First of all, Movember? A very worthwhile cause, but moustaches are creepy.
And the end of Daylight Savings Time? I despise Daylight Savings Time, both the start of it and the end of it, for I find mucking with the time twice a year very jarring to my circadian rhythm.
My birthday is in November, on the Scorpio-Sagittarius cusp. I quite like my birthday but resent having my birthday month tainted by icky ‘staches and disruptions to my sleep.
And then there’s NaNoWriMo….
Unlike my fully realized feelings on Movember, DST, and my birthday, I’ve yet to work out how I feel about National Novel Writing Month.
For one thing, I’ve never done it. Nor am I doing it this year. Nor am I even sure I want to someday.

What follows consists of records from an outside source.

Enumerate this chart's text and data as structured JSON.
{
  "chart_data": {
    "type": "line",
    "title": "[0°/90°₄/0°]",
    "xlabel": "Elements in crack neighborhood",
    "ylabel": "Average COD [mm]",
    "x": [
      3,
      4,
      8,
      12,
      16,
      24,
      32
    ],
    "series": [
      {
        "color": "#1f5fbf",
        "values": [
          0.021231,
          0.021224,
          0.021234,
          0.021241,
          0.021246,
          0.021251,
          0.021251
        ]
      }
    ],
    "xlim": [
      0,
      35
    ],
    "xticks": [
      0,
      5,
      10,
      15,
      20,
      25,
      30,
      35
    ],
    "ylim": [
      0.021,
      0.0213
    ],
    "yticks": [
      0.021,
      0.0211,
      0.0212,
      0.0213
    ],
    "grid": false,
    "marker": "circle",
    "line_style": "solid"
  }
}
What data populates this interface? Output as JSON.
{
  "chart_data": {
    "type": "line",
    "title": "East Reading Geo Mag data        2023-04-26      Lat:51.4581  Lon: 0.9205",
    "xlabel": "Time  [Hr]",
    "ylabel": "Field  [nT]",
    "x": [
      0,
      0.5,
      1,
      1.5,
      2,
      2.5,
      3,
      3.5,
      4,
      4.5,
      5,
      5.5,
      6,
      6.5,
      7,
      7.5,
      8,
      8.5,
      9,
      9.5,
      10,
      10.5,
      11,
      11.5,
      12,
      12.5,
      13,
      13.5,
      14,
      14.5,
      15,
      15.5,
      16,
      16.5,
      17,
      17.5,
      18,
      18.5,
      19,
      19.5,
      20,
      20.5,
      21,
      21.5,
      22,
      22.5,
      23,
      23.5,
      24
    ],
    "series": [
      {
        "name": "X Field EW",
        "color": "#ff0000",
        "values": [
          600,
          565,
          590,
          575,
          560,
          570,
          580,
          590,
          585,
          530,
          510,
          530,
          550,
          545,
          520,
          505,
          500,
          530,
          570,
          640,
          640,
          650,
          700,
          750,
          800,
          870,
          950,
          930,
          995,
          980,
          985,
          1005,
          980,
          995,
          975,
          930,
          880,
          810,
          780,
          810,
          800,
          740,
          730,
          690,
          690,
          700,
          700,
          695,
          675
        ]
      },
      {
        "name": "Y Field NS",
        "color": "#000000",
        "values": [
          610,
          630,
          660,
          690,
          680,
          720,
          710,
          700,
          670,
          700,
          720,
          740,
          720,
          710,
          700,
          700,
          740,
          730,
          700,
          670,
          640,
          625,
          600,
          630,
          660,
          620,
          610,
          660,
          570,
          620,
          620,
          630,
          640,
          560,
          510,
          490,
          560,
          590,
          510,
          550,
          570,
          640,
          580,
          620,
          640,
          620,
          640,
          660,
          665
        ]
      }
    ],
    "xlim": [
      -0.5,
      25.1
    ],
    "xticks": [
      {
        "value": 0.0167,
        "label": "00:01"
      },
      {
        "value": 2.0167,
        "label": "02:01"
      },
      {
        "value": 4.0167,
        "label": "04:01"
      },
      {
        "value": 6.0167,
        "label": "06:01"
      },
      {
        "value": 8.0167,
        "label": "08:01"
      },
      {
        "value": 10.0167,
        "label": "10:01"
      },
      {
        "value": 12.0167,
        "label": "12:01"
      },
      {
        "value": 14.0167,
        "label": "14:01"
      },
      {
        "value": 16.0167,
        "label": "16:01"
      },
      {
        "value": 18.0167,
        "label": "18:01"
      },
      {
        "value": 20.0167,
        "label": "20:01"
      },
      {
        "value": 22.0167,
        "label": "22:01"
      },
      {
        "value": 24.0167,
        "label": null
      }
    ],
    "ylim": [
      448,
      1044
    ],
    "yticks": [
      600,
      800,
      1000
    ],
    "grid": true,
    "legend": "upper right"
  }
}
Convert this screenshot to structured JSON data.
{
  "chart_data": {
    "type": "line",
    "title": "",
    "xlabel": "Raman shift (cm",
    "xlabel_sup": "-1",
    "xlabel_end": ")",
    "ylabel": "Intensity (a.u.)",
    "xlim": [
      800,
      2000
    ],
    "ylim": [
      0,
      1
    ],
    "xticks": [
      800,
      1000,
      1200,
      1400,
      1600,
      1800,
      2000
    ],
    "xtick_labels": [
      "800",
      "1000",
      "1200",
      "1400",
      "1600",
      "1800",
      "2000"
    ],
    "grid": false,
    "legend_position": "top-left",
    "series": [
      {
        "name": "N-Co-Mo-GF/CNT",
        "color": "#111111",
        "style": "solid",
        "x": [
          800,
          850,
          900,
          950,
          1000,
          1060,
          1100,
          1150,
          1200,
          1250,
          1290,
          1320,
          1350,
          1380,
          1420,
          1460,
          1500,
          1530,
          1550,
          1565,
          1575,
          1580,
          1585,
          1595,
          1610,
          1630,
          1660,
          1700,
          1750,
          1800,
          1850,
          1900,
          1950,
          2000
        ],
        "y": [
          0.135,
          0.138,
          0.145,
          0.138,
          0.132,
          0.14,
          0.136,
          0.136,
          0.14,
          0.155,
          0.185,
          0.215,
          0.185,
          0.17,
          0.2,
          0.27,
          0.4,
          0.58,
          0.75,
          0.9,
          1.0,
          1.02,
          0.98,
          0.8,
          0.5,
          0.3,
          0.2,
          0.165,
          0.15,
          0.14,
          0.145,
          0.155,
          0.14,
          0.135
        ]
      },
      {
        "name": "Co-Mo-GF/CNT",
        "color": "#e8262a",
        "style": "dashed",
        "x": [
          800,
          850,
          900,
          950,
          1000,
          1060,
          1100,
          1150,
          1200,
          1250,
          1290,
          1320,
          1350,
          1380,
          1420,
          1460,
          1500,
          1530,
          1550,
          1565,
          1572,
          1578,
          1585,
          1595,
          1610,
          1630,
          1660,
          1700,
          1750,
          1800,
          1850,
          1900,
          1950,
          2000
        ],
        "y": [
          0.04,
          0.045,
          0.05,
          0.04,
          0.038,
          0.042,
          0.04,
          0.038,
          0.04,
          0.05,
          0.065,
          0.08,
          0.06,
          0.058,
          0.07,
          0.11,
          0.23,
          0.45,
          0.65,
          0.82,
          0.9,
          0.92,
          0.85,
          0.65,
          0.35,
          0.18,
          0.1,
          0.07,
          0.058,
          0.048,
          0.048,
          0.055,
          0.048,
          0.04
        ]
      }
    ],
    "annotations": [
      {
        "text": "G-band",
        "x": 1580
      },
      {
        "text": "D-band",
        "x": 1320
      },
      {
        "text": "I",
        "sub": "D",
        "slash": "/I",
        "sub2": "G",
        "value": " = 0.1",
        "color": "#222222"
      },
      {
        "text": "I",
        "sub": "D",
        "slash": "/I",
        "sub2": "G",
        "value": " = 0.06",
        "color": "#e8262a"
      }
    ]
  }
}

Let me re-phrase that last thought: I feel like I do want to do it someday, but I’m not sure if that’s because I relish the challenge it offers or because I feel like I should want to since it’s such a renowned event in the writing community.
The simple fact is that I am a slow writer. I’m pretty sure I always have been, for although I’ve been writing seriously since I was in high school, the amount of time I’ve had to devote to writing has constantly changed.
In high school, I wrote a 50-page novella in 15 days, but I worked on it during English class, lunch, spares, and at home.
My first (incomplete, shelved, someday to be rewritten) novel was a big, fat morbidly obese fantasy of 960 pages (recall: incomplete) that I worked on consistently for three years.
I wrote the first volume of my novel-in-two-volumes historical fiction WIP in nine months (which is actually pretty fast for me), but that was while I was unemployed.
In any case, I could probably count on two hands then number of times my daily word count has exceeded 1000 words. Hell – has reached 1000 words.
NaNoWriMo requires 1667 words a day.
A right way to write?
I’ve blogged before about how being a slow writer is the thing that bothers me the most about my writing.
It’s not a constant bother – most of the time, it hovers in my subconscious, kept at bay by the fact that I’ve got wicked-awesome discipline. I’ve got only two hours a day to write, and I guard that time ferociously, not the least of which is against internet distractions, even going so far as to unplug my modem while writing.
Come November, however, I do tend to fret a bit more than usual. Again I get plagued by the shoulds: I should be able to writer faster; everyone else seems able to do so.
What’s my problem anyway? Am I slow because…
- I’m writing historical fiction, struggling to capture the ethos and voices of an ancient time period?
- I’m trying to capture the truest essence of what I want to say in my first draft?
- I believe the time it would me to write a clean first draft would be the same as (if not less than) what it would take to write and repair a messy first draft?
- I’m still new relatively new at writing and finishing things, and at this point don’t know any other way to write?
- I didn’t finish my first novel, and am now desperate to not get the end of my current one and discover it too is an unsalvageable mess?
Is any of this even a problem at all? I mean, at least I’m actually writing. Maybe this is just the way I’m meant to do it.
NaNoWriMo does seem like a great rite of passage that the tribe of the writer is embarking, though – one that I’m missing out on. The online community and forums surrounding NaNo seem especially positive, even toward those who don’t end up “winning” (i.e. writing 50,000 words in 30 days).
I’m still not going to do it this year. I’m both too close yet too far from the end of my WIP to pause it now. Nor do I think it’s a good idea to go all NaNo on the last quarter of my novel when that hasn’t been my writing style all along. I already feel like I’m holding my breath while writing these days, trying to create an ending that nicely ties up the plot and resolves all the previous emotional turmoil without inadvertently leaving something out.
But come next year, who knows where in my writing I’ll be. Maybe next year, despite “No” being the first syllable in November, my answer to NaNoWriMo will be “Hell yes!”
A/N: For all you writers out there who are participating in NaNoWriMo, good luck!